The “Clown Princess of Comedy” also was known as the oldest working woman in Hollywood when she died at 105. Born Rosie Cohen to Orthodox parents, Sawyer had more than 140 acting credits, mostly small roles, in films and shows ranging from “Hawaii Five-O” to “Seinfeld” to “Pineapple Express.”
Krauthammer was a first-year medical
student at Harvard when a diving accident left him wheelchair-bound for life. He became a psychiatrist, and then started writing — at first he tried speechwriting, then turned to political commentary. He rose to become one of the country’s most widely known and respected conservative columnists, and always was a staunch supporter of Israel. His son Daniel recalled how his dad helped untold numbers of Americans “orient themselves with the political landscape” through his weekly Washington Post column and his frequent appearances on Fox News.
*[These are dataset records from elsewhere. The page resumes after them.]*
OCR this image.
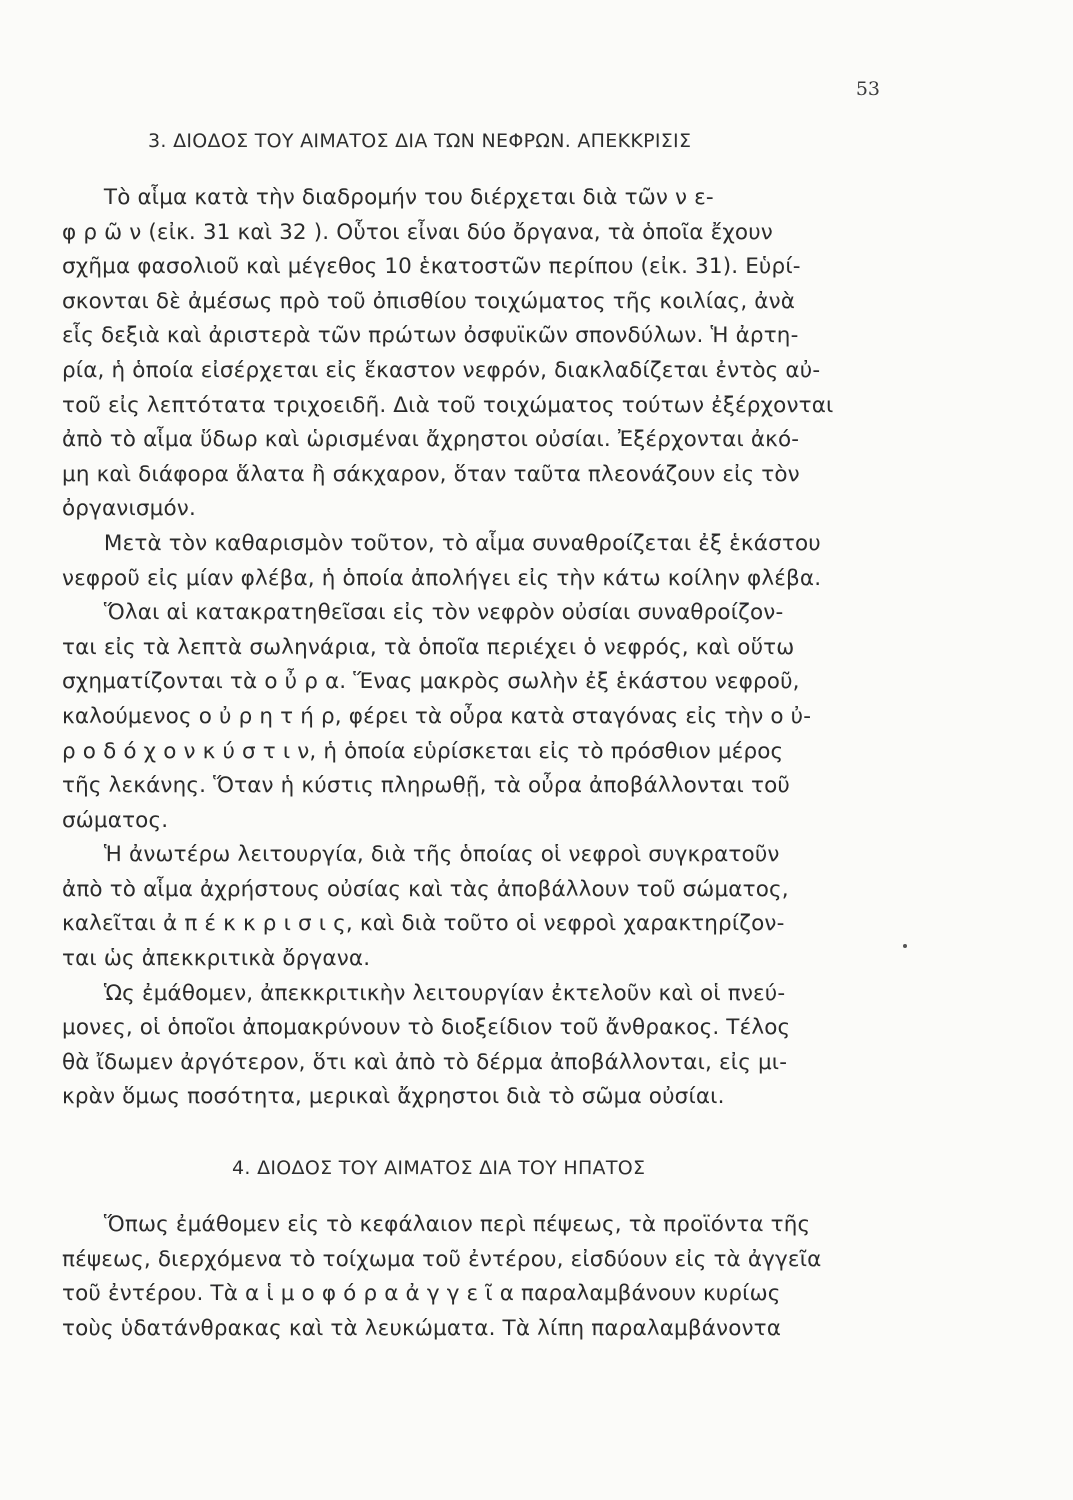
53
3. ΔΙΟΔΟΣ ΤΟΥ ΑΙΜΑΤΟΣ ΔΙΑ ΤΩΝ ΝΕΦΡΩΝ. ΑΠΕΚΚΡΙΣΙΣ
Τὸ αἷμα κατὰ τὴν διαδρομήν του διέρχεται διὰ τῶν ν ε-
φ ρ ῶ ν (εἰκ. 31 καὶ 32 ). Οὗτοι εἶναι δύο ὄργανα, τὰ ὁποῖα ἔχουν
σχῆμα φασολιοῦ καὶ μέγεθος 10 ἑκατοστῶν περίπου (εἰκ. 31). Εὑρί-
σκονται δὲ ἀμέσως πρὸ τοῦ ὀπισθίου τοιχώματος τῆς κοιλίας, ἀνὰ
εἷς δεξιὰ καὶ ἀριστερὰ τῶν πρώτων ὀσφυϊκῶν σπονδύλων. Ἡ ἀρτη-
ρία, ἡ ὁποία εἰσέρχεται εἰς ἕκαστον νεφρόν, διακλαδίζεται ἐντὸς αὐ-
τοῦ εἰς λεπτότατα τριχοειδῆ. Διὰ τοῦ τοιχώματος τούτων ἐξέρχονται
ἀπὸ τὸ αἷμα ὕδωρ καὶ ὡρισμέναι ἄχρηστοι οὐσίαι. Ἐξέρχονται ἀκό-
μη καὶ διάφορα ἅλατα ἢ σάκχαρον, ὅταν ταῦτα πλεονάζουν εἰς τὸν
ὀργανισμόν.
Μετὰ τὸν καθαρισμὸν τοῦτον, τὸ αἷμα συναθροίζεται ἐξ ἑκάστου
νεφροῦ εἰς μίαν φλέβα, ἡ ὁποία ἀπολήγει εἰς τὴν κάτω κοίλην φλέβα.
Ὅλαι αἱ κατακρατηθεῖσαι εἰς τὸν νεφρὸν οὐσίαι συναθροίζον-
ται εἰς τὰ λεπτὰ σωληνάρια, τὰ ὁποῖα περιέχει ὁ νεφρός, καὶ οὕτω
σχηματίζονται τὰ ο ὖ ρ α. Ἕνας μακρὸς σωλὴν ἐξ ἑκάστου νεφροῦ,
καλούμενος ο ὐ ρ η τ ή ρ, φέρει τὰ οὖρα κατὰ σταγόνας εἰς τὴν ο ὐ-
ρ ο δ ό χ ο ν κ ύ σ τ ι ν, ἡ ὁποία εὑρίσκεται εἰς τὸ πρόσθιον μέρος
τῆς λεκάνης. Ὅταν ἡ κύστις πληρωθῇ, τὰ οὖρα ἀποβάλλονται τοῦ
σώματος.
Ἡ ἀνωτέρω λειτουργία, διὰ τῆς ὁποίας οἱ νεφροὶ συγκρατοῦν
ἀπὸ τὸ αἷμα ἀχρήστους οὐσίας καὶ τὰς ἀποβάλλουν τοῦ σώματος,
καλεῖται ἀ π έ κ κ ρ ι σ ι ς, καὶ διὰ τοῦτο οἱ νεφροὶ χαρακτηρίζον-
ται ὡς ἀπεκκριτικὰ ὄργανα.
Ὡς ἐμάθομεν, ἀπεκκριτικὴν λειτουργίαν ἐκτελοῦν καὶ οἱ πνεύ-
μονες, οἱ ὁποῖοι ἀπομακρύνουν τὸ διοξείδιον τοῦ ἄνθρακος. Τέλος
θὰ ἴδωμεν ἀργότερον, ὅτι καὶ ἀπὸ τὸ δέρμα ἀποβάλλονται, εἰς μι-
κρὰν ὅμως ποσότητα, μερικαὶ ἄχρηστοι διὰ τὸ σῶμα οὐσίαι.
4. ΔΙΟΔΟΣ ΤΟΥ ΑΙΜΑΤΟΣ ΔΙΑ ΤΟΥ ΗΠΑΤΟΣ
Ὅπως ἐμάθομεν εἰς τὸ κεφάλαιον περὶ πέψεως, τὰ προϊόντα τῆς
πέψεως, διερχόμενα τὸ τοίχωμα τοῦ ἐντέρου, εἰσδύουν εἰς τὰ ἀγγεῖα
τοῦ ἐντέρου. Τὰ α ἱ μ ο φ ό ρ α ἀ γ γ ε ῖ α παραλαμβάνουν κυρίως
τοὺς ὑδατάνθρακας καὶ τὰ λευκώματα. Τὰ λίπη παραλαμβάνοντα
The actress known for her popular role on “The Facts of Life,” and whose performances earned her Tony and Emmy nominations, was born Charlotte Rae Lubotsky in Milwaukee to Russian Jewish immigrants.
Clara Schwarz Kramer
During the Holocaust, Kramer hid in an underground crawl space in Poland for nearly two years. Her diary from that time is held at the U.S. Holocaust Memorial Museum in Washington, D.C., and her memoir further recounts the harrowing experience. With a group of other survivors, she co-founded the Holocaust Resource Center at Kean University in Union.